Boys don't have time for good ideas. For a boy of ten,
such as I was at the time, a good idea is only one half of an idea. It is
imperfect and it is incomplete. Danny, my best friend at the time, was well
aware of the fact.
But the worst? The absolute worst? The one that still
reverberates in the brain when you least expect it, years and years later?
Well, I no longer remember who suggested it, and I would not be surprised if it
hit us like a misguided butterfly at the same moment in time and space, but the
idea seemed fairly straightforward: why not pay a visit to old Miss Golloway?
After all, every boy aspires to what is fictional, and
there was no one in our village as fictional, as close to a crumpled old book
of Edgar Allen Poe (whose "Premature Burial" we kept retelling to
every sensitive girl we knew), as Miss Golloway.
We set off at dusk. And I do mean set off: we took
sandwiches, we took two bottles of water and we took a small pocket knife. We
were ready for a long journey. Miss Golloway lived on the other side of the
village, and the descriptions of the house I had surreptitiously fished out of
my mother were vague at best. We could easily get lost. In fact, we were
probably supposed to.
And we did, caught up as we were in jokes about her
crazy visions (Mrs. Johns, the hairdresser, recounted them incessantly) as well
as meticulously detailed descriptions of her mouth as it got so frothy and
foamy every time she tried to speak.
When we finally saw the house, we ran to the door and
did something every overexcited boy was supposed to do in those circumstances:
we stopped dead. We listened to the movements inside the house (it was oddly
quiet, despite the light in the window), not quite realising how we were
supposed to knock on the door and what exactly we were supposed to say to the
old woman.
The wait was finally broken when the door creaked open
and we saw Miss Golloway looking down at us (God, she must have been twice our
size – I had barely seen her since the meteorite incident). In a way, this was
a relief: our parents would start worrying soon, and my heart palpitations were
chiming all over the village like a bell of some convoluted church.
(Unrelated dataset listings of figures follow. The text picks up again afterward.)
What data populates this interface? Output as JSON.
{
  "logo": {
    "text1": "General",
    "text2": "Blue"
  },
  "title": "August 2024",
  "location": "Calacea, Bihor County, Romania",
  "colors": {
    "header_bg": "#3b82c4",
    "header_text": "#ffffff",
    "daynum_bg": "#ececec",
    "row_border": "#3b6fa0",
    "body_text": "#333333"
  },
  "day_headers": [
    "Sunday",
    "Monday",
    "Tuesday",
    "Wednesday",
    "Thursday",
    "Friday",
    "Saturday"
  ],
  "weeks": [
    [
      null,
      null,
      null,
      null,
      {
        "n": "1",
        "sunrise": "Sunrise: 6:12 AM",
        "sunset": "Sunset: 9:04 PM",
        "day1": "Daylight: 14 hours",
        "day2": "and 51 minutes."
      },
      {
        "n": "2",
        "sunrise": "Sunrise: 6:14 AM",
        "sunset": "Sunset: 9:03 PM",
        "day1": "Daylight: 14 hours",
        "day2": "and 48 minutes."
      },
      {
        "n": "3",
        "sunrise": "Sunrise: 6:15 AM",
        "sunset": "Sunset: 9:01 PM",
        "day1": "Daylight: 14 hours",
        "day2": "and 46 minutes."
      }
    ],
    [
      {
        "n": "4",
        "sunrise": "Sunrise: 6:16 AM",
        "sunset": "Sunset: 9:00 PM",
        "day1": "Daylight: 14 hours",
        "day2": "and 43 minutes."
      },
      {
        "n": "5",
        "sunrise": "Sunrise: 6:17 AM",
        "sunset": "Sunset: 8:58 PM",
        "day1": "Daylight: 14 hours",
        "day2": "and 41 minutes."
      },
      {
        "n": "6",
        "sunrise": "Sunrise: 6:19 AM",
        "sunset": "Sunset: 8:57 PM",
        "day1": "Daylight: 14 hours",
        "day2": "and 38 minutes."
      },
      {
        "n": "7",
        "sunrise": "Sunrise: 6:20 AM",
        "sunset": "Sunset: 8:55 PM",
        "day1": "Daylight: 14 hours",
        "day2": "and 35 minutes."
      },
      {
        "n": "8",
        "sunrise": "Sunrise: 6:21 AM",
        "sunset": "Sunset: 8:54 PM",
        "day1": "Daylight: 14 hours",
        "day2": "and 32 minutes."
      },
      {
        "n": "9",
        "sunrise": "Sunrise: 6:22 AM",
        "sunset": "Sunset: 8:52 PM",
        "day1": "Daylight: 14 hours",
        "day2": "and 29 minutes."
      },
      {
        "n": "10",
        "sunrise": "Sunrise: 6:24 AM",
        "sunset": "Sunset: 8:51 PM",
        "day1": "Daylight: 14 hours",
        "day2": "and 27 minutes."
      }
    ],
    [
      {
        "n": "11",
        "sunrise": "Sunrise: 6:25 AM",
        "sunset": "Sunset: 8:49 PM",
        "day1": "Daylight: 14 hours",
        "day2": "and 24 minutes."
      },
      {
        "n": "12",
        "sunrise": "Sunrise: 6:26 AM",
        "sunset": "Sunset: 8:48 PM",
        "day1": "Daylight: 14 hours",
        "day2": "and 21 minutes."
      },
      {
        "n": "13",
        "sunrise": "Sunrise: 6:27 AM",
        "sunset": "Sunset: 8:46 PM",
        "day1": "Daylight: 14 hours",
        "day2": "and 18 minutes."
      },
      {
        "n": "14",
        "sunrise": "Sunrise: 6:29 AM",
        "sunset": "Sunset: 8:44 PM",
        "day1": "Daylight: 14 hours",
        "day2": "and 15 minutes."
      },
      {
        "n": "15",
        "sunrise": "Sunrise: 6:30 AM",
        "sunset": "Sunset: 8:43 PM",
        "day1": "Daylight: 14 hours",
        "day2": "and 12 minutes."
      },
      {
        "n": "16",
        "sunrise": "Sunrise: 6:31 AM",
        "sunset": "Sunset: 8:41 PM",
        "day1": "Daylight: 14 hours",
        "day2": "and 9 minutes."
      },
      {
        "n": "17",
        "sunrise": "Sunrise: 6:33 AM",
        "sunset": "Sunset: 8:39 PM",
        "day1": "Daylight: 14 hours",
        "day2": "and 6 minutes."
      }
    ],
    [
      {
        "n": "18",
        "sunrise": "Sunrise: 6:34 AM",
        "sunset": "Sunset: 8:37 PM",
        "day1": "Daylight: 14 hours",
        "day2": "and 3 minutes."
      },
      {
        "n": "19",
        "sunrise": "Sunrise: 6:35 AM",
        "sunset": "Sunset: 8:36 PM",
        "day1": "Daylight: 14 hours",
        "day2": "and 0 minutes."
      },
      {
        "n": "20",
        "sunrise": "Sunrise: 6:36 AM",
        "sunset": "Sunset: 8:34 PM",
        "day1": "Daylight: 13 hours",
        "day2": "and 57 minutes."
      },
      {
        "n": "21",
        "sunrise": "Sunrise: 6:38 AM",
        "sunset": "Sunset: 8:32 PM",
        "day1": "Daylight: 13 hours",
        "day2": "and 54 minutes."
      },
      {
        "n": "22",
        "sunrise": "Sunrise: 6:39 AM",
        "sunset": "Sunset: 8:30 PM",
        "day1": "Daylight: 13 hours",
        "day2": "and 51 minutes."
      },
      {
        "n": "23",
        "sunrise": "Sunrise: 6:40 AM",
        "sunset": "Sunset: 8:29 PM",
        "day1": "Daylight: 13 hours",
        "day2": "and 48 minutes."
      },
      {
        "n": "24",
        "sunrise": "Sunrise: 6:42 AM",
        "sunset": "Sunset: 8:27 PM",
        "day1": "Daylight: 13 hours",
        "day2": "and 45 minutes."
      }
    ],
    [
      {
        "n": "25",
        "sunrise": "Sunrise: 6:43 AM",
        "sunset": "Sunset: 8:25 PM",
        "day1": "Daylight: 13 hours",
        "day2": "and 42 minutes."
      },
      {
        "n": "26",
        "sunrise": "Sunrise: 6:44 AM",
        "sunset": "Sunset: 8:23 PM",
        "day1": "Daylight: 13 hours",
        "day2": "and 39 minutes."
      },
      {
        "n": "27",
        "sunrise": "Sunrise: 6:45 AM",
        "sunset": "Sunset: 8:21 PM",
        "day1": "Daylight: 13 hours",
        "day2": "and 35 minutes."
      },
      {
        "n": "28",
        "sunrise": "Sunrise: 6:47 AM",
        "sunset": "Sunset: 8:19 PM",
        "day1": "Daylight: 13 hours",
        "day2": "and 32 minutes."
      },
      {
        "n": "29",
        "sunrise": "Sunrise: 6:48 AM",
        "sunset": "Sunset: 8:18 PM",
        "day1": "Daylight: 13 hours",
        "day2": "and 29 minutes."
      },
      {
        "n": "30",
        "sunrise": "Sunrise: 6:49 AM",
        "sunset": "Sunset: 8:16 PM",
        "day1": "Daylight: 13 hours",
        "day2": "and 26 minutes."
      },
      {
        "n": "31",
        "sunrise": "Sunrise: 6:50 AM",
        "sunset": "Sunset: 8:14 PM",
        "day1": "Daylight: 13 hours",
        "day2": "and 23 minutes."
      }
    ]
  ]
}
Miss Golloway was trying to say something, and in such
close proximity the froth on her mouth did not look especially funny. It looked
disturbing.
'Tea, thank you', said Danny and slipped past her into
the house. There was nothing else for me to do but follow him.
Danny looked strangely boisterous and stupidly brave,
and began prancing around her living-room (all very chilly and clean and
smelling of soap). While I just stood there in the middle of the room looking
at her like a fool. She seemed confused, and searched me for explanations.
Silently, though I would have preferred her to start mumbling again. Clearly
she was not going to make us any tea.
'So you have visions, ha?' said Danny seriously,
disappearing into a huge black armchair that looked much too big even for Miss
Golloway (who stared back at him). Danny was not being himself.
And neither was I, especially when I heard myself say
this:
'We heard about the letter'.
Her confusion rose into one abrupt scream, and she walked
out of the room. Danny and myself, we looked at each other without saying a word.
The silence was overwhelming, it was like Miss Golloway was walking on air.
When she got back, ten hours later (or, rather, seconds), she was holding a
grey envelope in her hand which she swiftly dropped on the small glass stand
that separated me from the armchair in which Danny was sitting. Then she stood
back and said something unintelligible which we nonetheless understood.
'Open it', she said.
But for the second time that evening, we couldn't open
it, and this time there was no one else to help us out or in. And so we ran
outside. And then walked. And then ran some more, all through the village.
'Black letters in the corner', I whispered as we finally stopped. 'Yeah', said
Danny, quietly, as if to himself. 'I know'.
And it's not like we never
met afterwards. We did. It's just that there was something unspoken between us
now, and it left no room for mutual ideas, good or bad. One little outing to a house on the other side of the village left no room for someone
you could once call your best friend.